In the 2003 primaries, 19 percent of registered voters in the county voted, when about 20 percent of voters throughout the state were expected to vote. For this year's primary elections Warren County Clerk, Dot Owens, said about 17 percent of county voters were predicted to show up at the polls for .
"It is a right and a privilege that's why we live in America," said Emily Haynes who votes in all elections.
This year Haynes brought her son.
"We need to let those elected officials know how we feel," Haynes said.
Haynes is teaching her son that you can't complain about the government unless you make your own voice heard and vote.
"It's real easy to sit in the office or different places and complain about high gas prices and different things."
Records show more and more people are registering to vote, but they're just not doing it. According to poll workers, there are many reasons for the lack of voters: They have to work. They forgot, or they don't know where to go. But Owens said there's no excuse for not voting and it boils down to one thing.
"It must be a lack of interest. If you don't get out and vote for somebody, you don't care," Owens said.
Though some precincts did better than others, Election Judge Auston McCay said he was only expecting about 25 people all day to vote at his precinct.

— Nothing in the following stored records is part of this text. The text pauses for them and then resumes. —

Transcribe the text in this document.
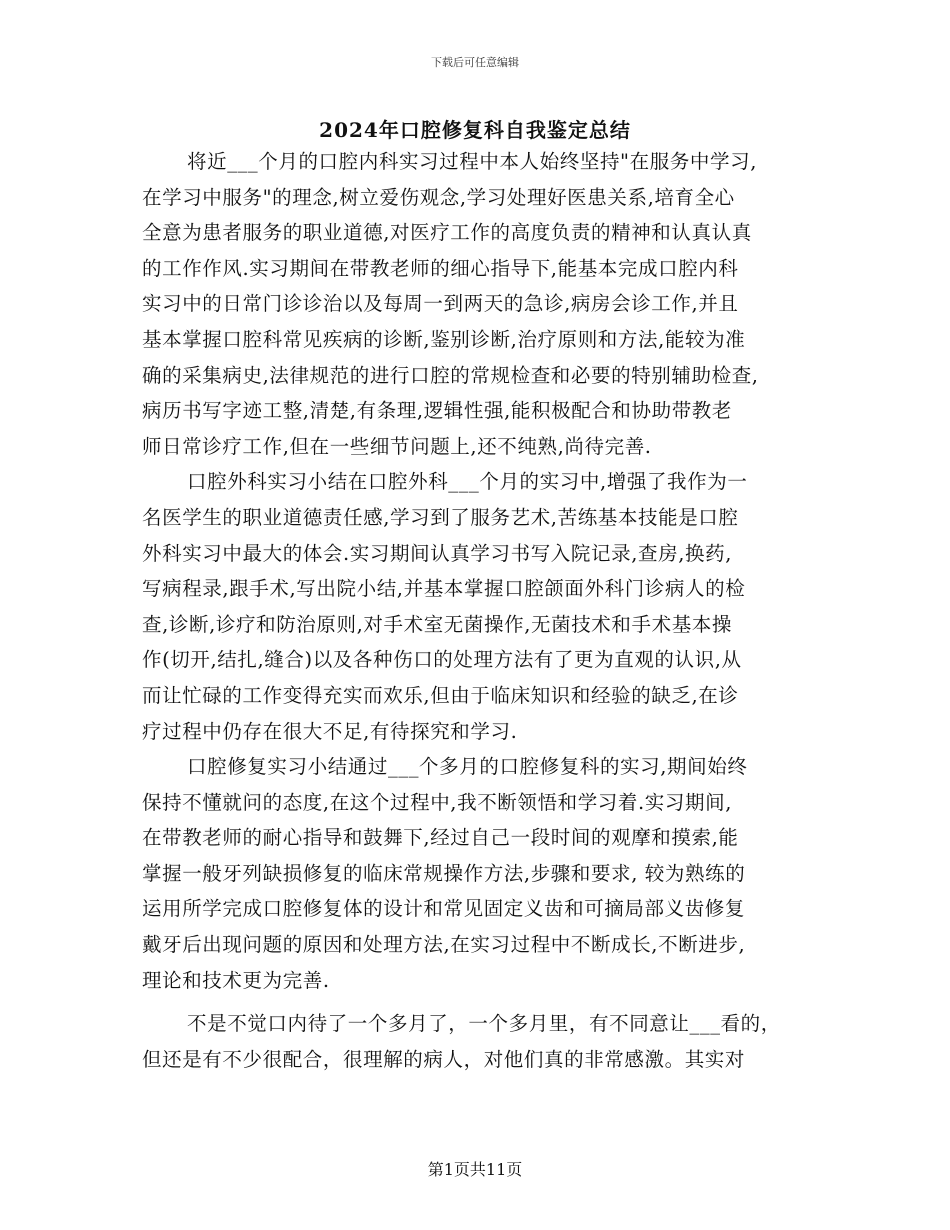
下载后可任意编辑
2024年口腔修复科自我鉴定总结
将近___个月的口腔内科实习过程中本人始终坚持"在服务中学习,
在学习中服务"的理念,树立爱伤观念,学习处理好医患关系,培育全心
全意为患者服务的职业道德,对医疗工作的高度负责的精神和认真认真
的工作作风.实习期间在带教老师的细心指导下,能基本完成口腔内科
实习中的日常门诊诊治以及每周一到两天的急诊,病房会诊工作,并且
基本掌握口腔科常见疾病的诊断,鉴别诊断,治疗原则和方法,能较为准
确的采集病史,法律规范的进行口腔的常规检查和必要的特别辅助检查,
病历书写字迹工整,清楚,有条理,逻辑性强,能积极配合和协助带教老
师日常诊疗工作,但在一些细节问题上,还不纯熟,尚待完善.
口腔外科实习小结在口腔外科___个月的实习中,增强了我作为一
名医学生的职业道德责任感,学习到了服务艺术,苦练基本技能是口腔
外科实习中最大的体会.实习期间认真学习书写入院记录,查房,换药,
写病程录,跟手术,写出院小结,并基本掌握口腔颌面外科门诊病人的检
查,诊断,诊疗和防治原则,对手术室无菌操作,无菌技术和手术基本操
作(切开,结扎,缝合)以及各种伤口的处理方法有了更为直观的认识,从
而让忙碌的工作变得充实而欢乐,但由于临床知识和经验的缺乏,在诊
疗过程中仍存在很大不足,有待探究和学习.
口腔修复实习小结通过___个多月的口腔修复科的实习,期间始终
保持不懂就问的态度,在这个过程中,我不断领悟和学习着.实习期间,
在带教老师的耐心指导和鼓舞下,经过自己一段时间的观摩和摸索,能
掌握一般牙列缺损修复的临床常规操作方法,步骤和要求, 较为熟练的
运用所学完成口腔修复体的设计和常见固定义齿和可摘局部义齿修复
戴牙后出现问题的原因和处理方法,在实习过程中不断成长,不断进步,
理论和技术更为完善.
不是不觉口内待了一个多月了，一个多月里，有不同意让___看的，
但还是有不少很配合，很理解的病人，对他们真的非常感激。其实对
第1页共11页
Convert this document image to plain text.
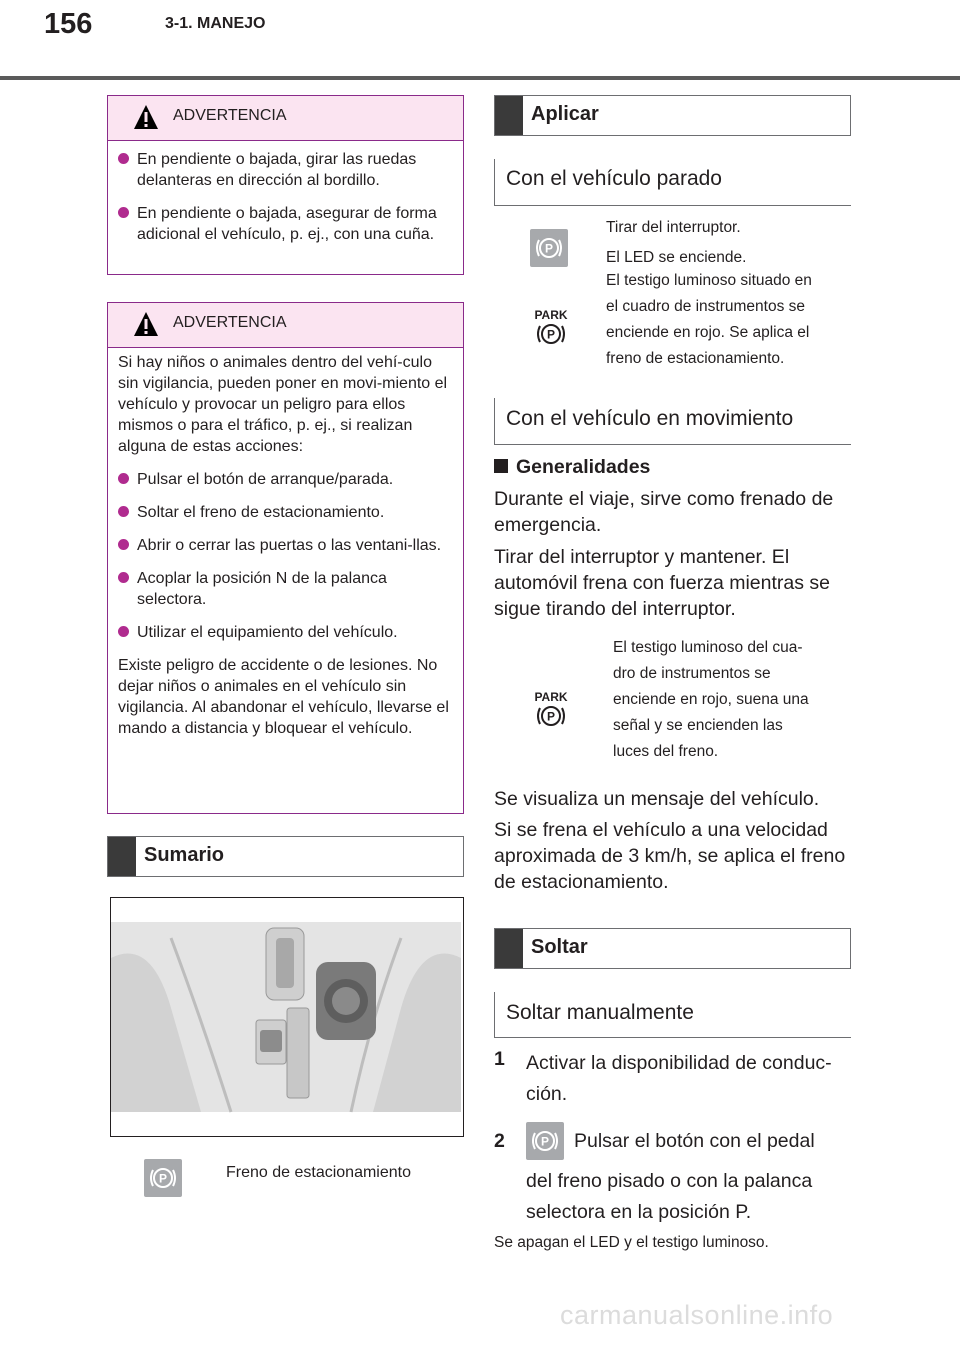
156	3-1. MANEJO
ADVERTENCIA
En pendiente o bajada, girar las ruedas delanteras en dirección al bordillo.
En pendiente o bajada, asegurar de forma adicional el vehículo, p. ej., con una cuña.
ADVERTENCIA
Si hay niños o animales dentro del vehí-culo sin vigilancia, pueden poner en movi-miento el vehículo y provocar un peligro para ellos mismos o para el tráfico, p. ej., si realizan alguna de estas acciones:
Pulsar el botón de arranque/parada.
Soltar el freno de estacionamiento.
Abrir o cerrar las puertas o las ventani-llas.
Acoplar la posición N de la palanca selectora.
Utilizar el equipamiento del vehículo.
Existe peligro de accidente o de lesiones. No dejar niños o animales en el vehículo sin vigilancia. Al abandonar el vehículo, llevarse el mando a distancia y bloquear el vehículo.
Sumario
P	Freno de estacionamiento
Aplicar
Con el vehículo parado
P
Tirar del interruptor.
El LED se enciende.
PARK
P
El testigo luminoso situado en
el cuadro de instrumentos se
enciende en rojo. Se aplica el
freno de estacionamiento.
Con el vehículo en movimiento
Generalidades
Durante el viaje, sirve como frenado de emergencia.
Tirar del interruptor y mantener. El automóvil frena con fuerza mientras se sigue tirando del interruptor.
PARK
P
El testigo luminoso del cua-
dro de instrumentos se
enciende en rojo, suena una
señal y se encienden las
luces del freno.
Se visualiza un mensaje del vehículo.
Si se frena el vehículo a una velocidad aproximada de 3 km/h, se aplica el freno de estacionamiento.
Soltar
Soltar manualmente
1 Activar la disponibilidad de conduc-
ción.
2	P Pulsar el botón con el pedal
del freno pisado o con la palanca
selectora en la posición P.
Se apagan el LED y el testigo luminoso.
carmanualsonline.info
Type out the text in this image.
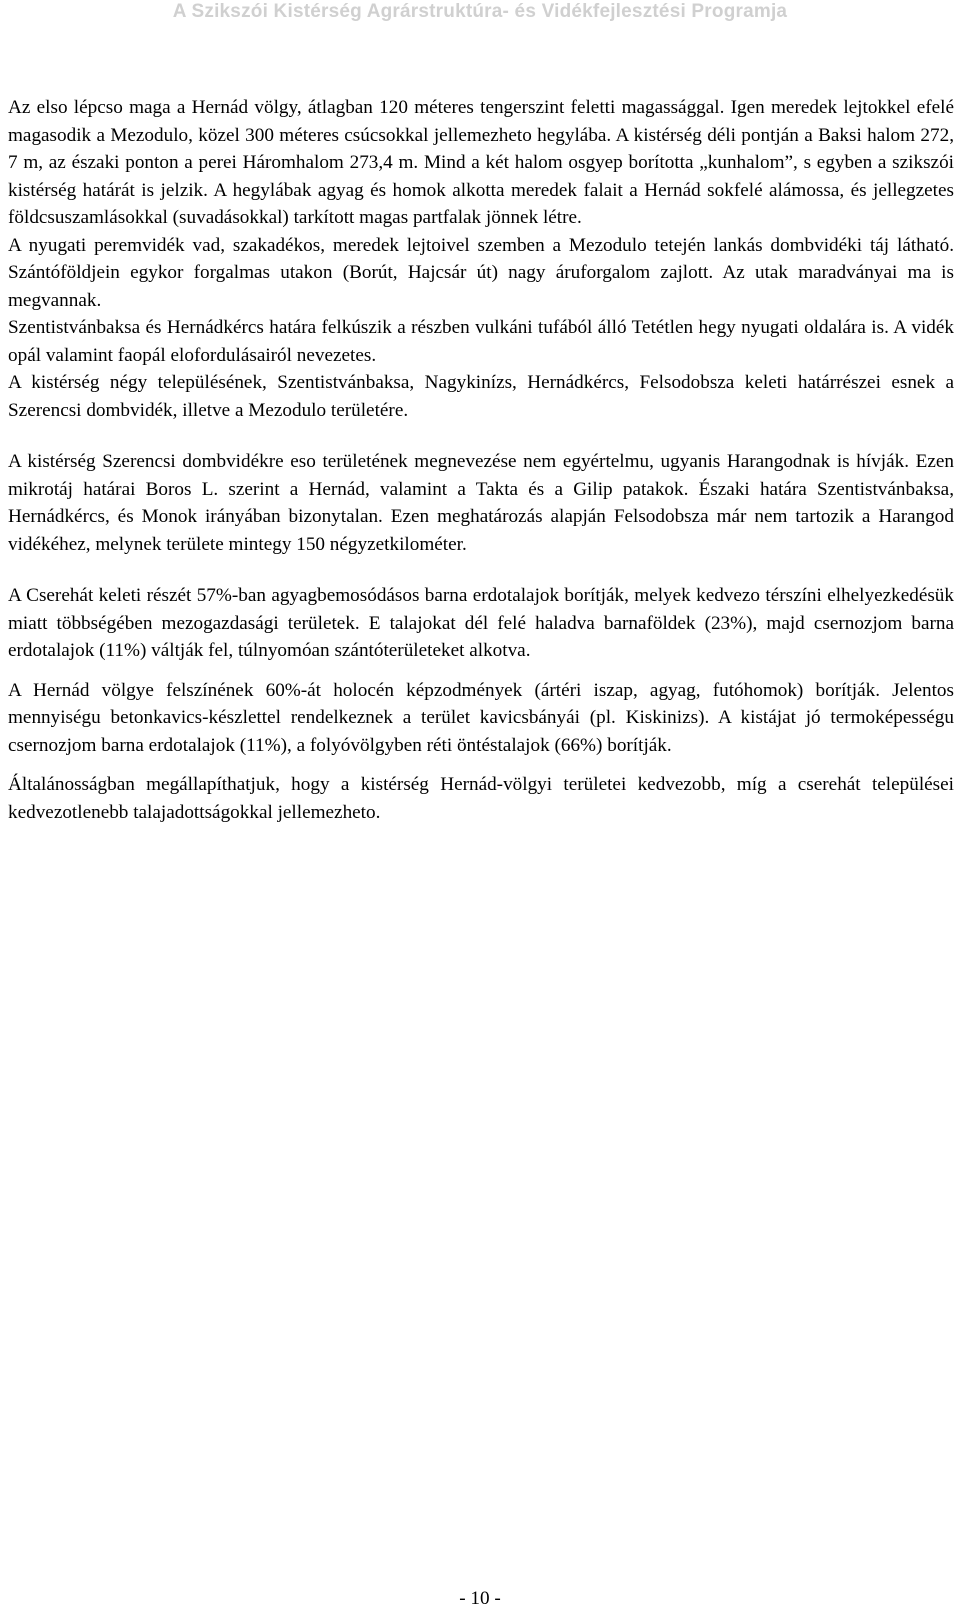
A Szikszói Kistérség Agrárstruktúra- és Vidékfejlesztési Programja

Az elso lépcso maga a Hernád völgy, átlagban 120 méteres tengerszint feletti magassággal. Igen meredek lejtokkel efelé magasodik a Mezodulo, közel 300 méteres csúcsokkal jellemezheto hegylába. A kistérség déli pontján a Baksi halom 272, 7 m, az északi ponton a perei Háromhalom 273,4 m. Mind a két halom osgyep borította „kunhalom”, s egyben a szikszói kistérség határát is jelzik. A hegylábak agyag és homok alkotta meredek falait a Hernád sokfelé alámossa, és jellegzetes földcsuszamlásokkal (suvadásokkal) tarkított magas partfalak jönnek létre.

A nyugati peremvidék vad, szakadékos, meredek lejtoivel szemben a Mezodulo tetején lankás dombvidéki táj látható. Szántóföldjein egykor forgalmas utakon (Borút, Hajcsár út) nagy áruforgalom zajlott. Az utak maradványai ma is megvannak.

Szentistvánbaksa és Hernádkércs határa felkúszik a részben vulkáni tufából álló Tetétlen hegy nyugati oldalára is. A vidék opál valamint faopál elofordulásairól nevezetes.

A kistérség négy településének, Szentistvánbaksa, Nagykinízs, Hernádkércs, Felsodobsza keleti határrészei esnek a Szerencsi dombvidék, illetve a Mezodulo területére.

A kistérség Szerencsi dombvidékre eso területének megnevezése nem egyértelmu, ugyanis Harangodnak is hívják. Ezen mikrotáj határai Boros L. szerint a Hernád, valamint a Takta és a Gilip patakok. Északi határa Szentistvánbaksa, Hernádkércs, és Monok irányában bizonytalan. Ezen meghatározás alapján Felsodobsza már nem tartozik a Harangod vidékéhez, melynek területe mintegy 150 négyzetkilométer.

A Cserehát keleti részét 57%-ban agyagbemosódásos barna erdotalajok borítják, melyek kedvezo térszíni elhelyezkedésük miatt többségében mezogazdasági területek. E talajokat dél felé haladva barnaföldek (23%), majd csernozjom barna erdotalajok (11%) váltják fel, túlnyomóan szántóterületeket alkotva.

A Hernád völgye felszínének 60%-át holocén képzodmények (ártéri iszap, agyag, futóhomok) borítják. Jelentos mennyiségu betonkavics-készlettel rendelkeznek a terület kavicsbányái (pl. Kiskinizs). A kistájat jó termoképességu csernozjom barna erdotalajok (11%), a folyóvölgyben réti öntéstalajok (66%) borítják.

Általánosságban megállapíthatjuk, hogy a kistérség Hernád-völgyi területei kedvezobb, míg a cserehát települései kedvezotlenebb talajadottságokkal jellemezheto.

- 10 -
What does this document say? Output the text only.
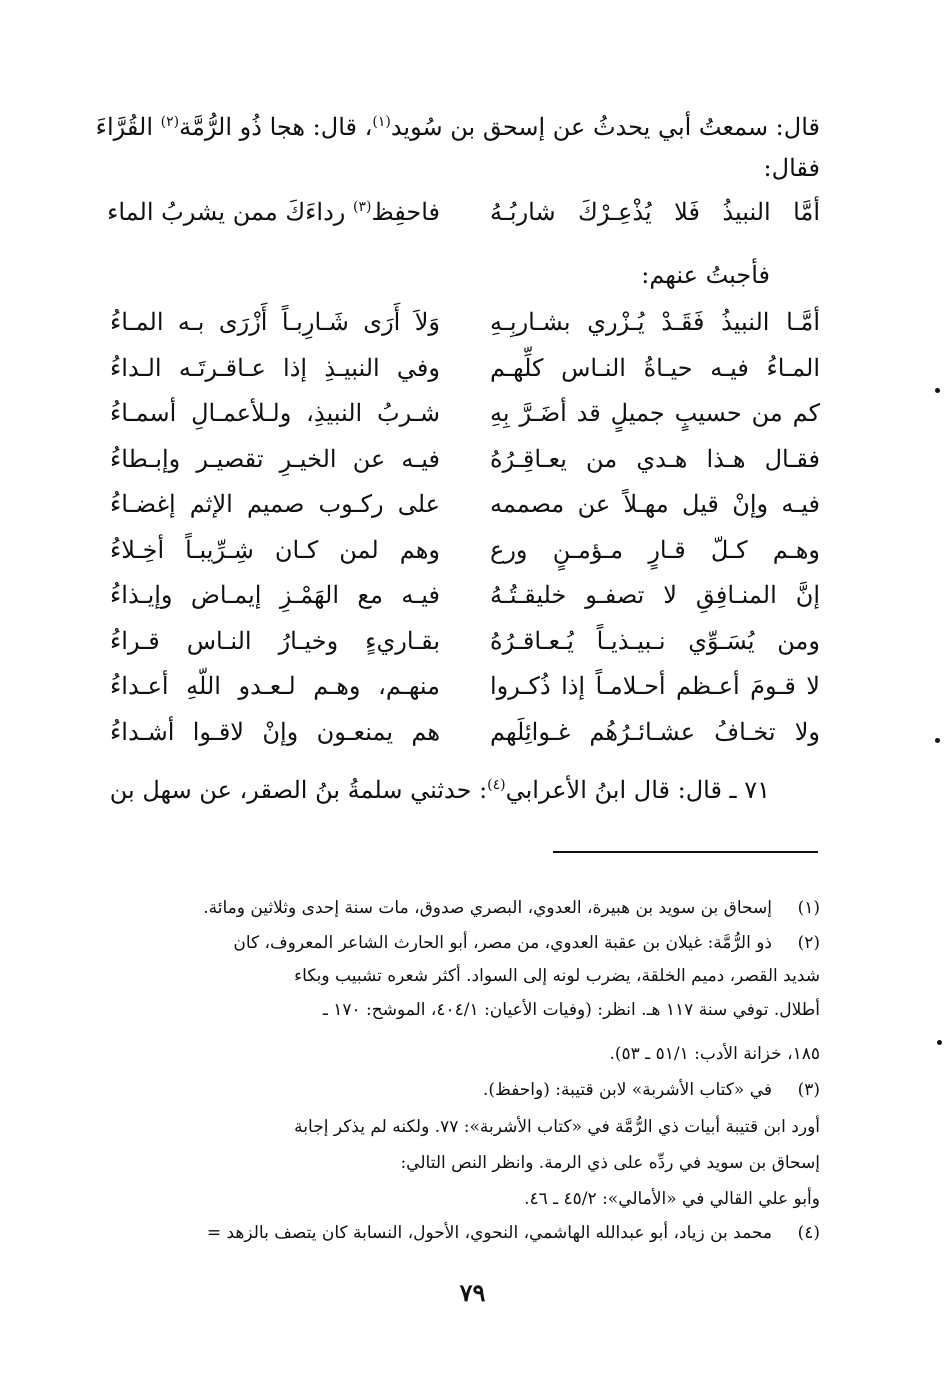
قال: سمعتُ أبي يحدثُ عن إسحق بن سُويد$^{(١)}$، قال: هجا ذُو الرُّمَّة$^{(٢)}$ القُرَّاءَ
فقال:
أمَّا النبيذُ فَلا يُذْعِـرْكَ شاربُـهُ
فاحفِظ$^{(٣)}$ رداءَكَ ممن يشربُ الماء
فأجبتُ عنهم:
أمَّـا النبيذُ فَقَـدْ يُـزْري بشـاربِـهِ
وَلاَ أَرَى شَـارِبـاً أَزْرَى بـه المـاءُ
المـاءُ فيـه حيـاةُ النـاس كلِّهـم
وفي النبيـذِ إذا عـاقـرتَـه الـداءُ
كم من حسيبٍ جميلٍ قد أضَـرَّ بِهِ
شـربُ النبيذِ، ولـلأعمـالِ أسمـاءُ
فقـال هـذا هـدي من يعـاقِـرُهُ
فيـه عن الخيـرِ تقصيـر وإبـطاءُ
فيـه وإنْ قيل مهـلاً عن مصممه
على ركـوب صميم الإثم إغضـاءُ
وهـم كـلّ قـارٍ مـؤمـنٍ ورع
وهم لمن كـان شِـرِّيبـاً أخِـلاءُ
إنَّ المنـافِقِ لا تصفـو خليقـتُـهُ
فيـه مع الهَمْـزِ إيمـاض وإيـذاءُ
ومن يُسَـوِّي نـبيـذيـاً يُـعـاقـرُهُ
بقـاريءٍ وخيـارُ النـاس قـراءُ
لا قـومَ أعـظم أحـلامـاً إذا ذُكـروا
منهـم، وهـم لـعـدو اللّهِ أعـداءُ
ولا تخـافُ عشـائـرُهُم غـوائِلَهم
هم يمنعـون وإنْ لاقـوا أشـداءُ
٧١ ـ قال: قال ابنُ الأعرابي$^{(٤)}$: حدثني سلمةُ بنُ الصقر، عن سهل بن
(١)
إسحاق بن سويد بن هبيرة، العدوي، البصري صدوق، مات سنة إحدى وثلاثين ومائة.
(٢)
ذو الرُّمَّة: غيلان بن عقبة العدوي، من مصر، أبو الحارث الشاعر المعروف، كان
شديد القصر، دميم الخلقة، يضرب لونه إلى السواد. أكثر شعره تشبيب وبكاء
أطلال. توفي سنة ١١٧ هـ. انظر: (وفيات الأعيان: ٤٠٤/١، الموشح: ١٧٠ ـ
١٨٥، خزانة الأدب: ٥١/١ ـ ٥٣).
(٣)
في «كتاب الأشربة» لابن قتيبة: (واحفظ).
أورد ابن قتيبة أبيات ذي الرُّمَّة في «كتاب الأشربة»: ٧٧. ولكنه لم يذكر إجابة
إسحاق بن سويد في ردِّه على ذي الرمة. وانظر النص التالي:
وأبو علي القالي في «الأمالي»: ٤٥/٢ ـ ٤٦.
(٤)
محمد بن زياد، أبو عبدالله الهاشمي، النحوي، الأحول، النسابة كان يتصف بالزهد =
٧٩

"It's disappointing when you see the state and government has put a lot of money into the elections and come with new machines," McCay said. "You are voting for a leader in your party and it's very disappointing to think 17 percent of the people are electing that leader."
Owens said this election has gone pretty smooth. There has been some confusion on who to vote for, but remember this is a primary election. If you're registered Republican you have to vote Republican. If you're registered Democrat you have to vote Democrat. If you're Independent you'll have to wait until general election to vote.
Haynes said it doesn't matter which party or which election, as long as you vote.
"So he will know to vote when he's able, when he's older," Haynes said about her son.
Owens also said there is always more interest to vote in the general, local and presidential elections. In 2003 about 40 percent of registered voters cast their ballots in the general election. Owens said she's expecting around the same turnout this November.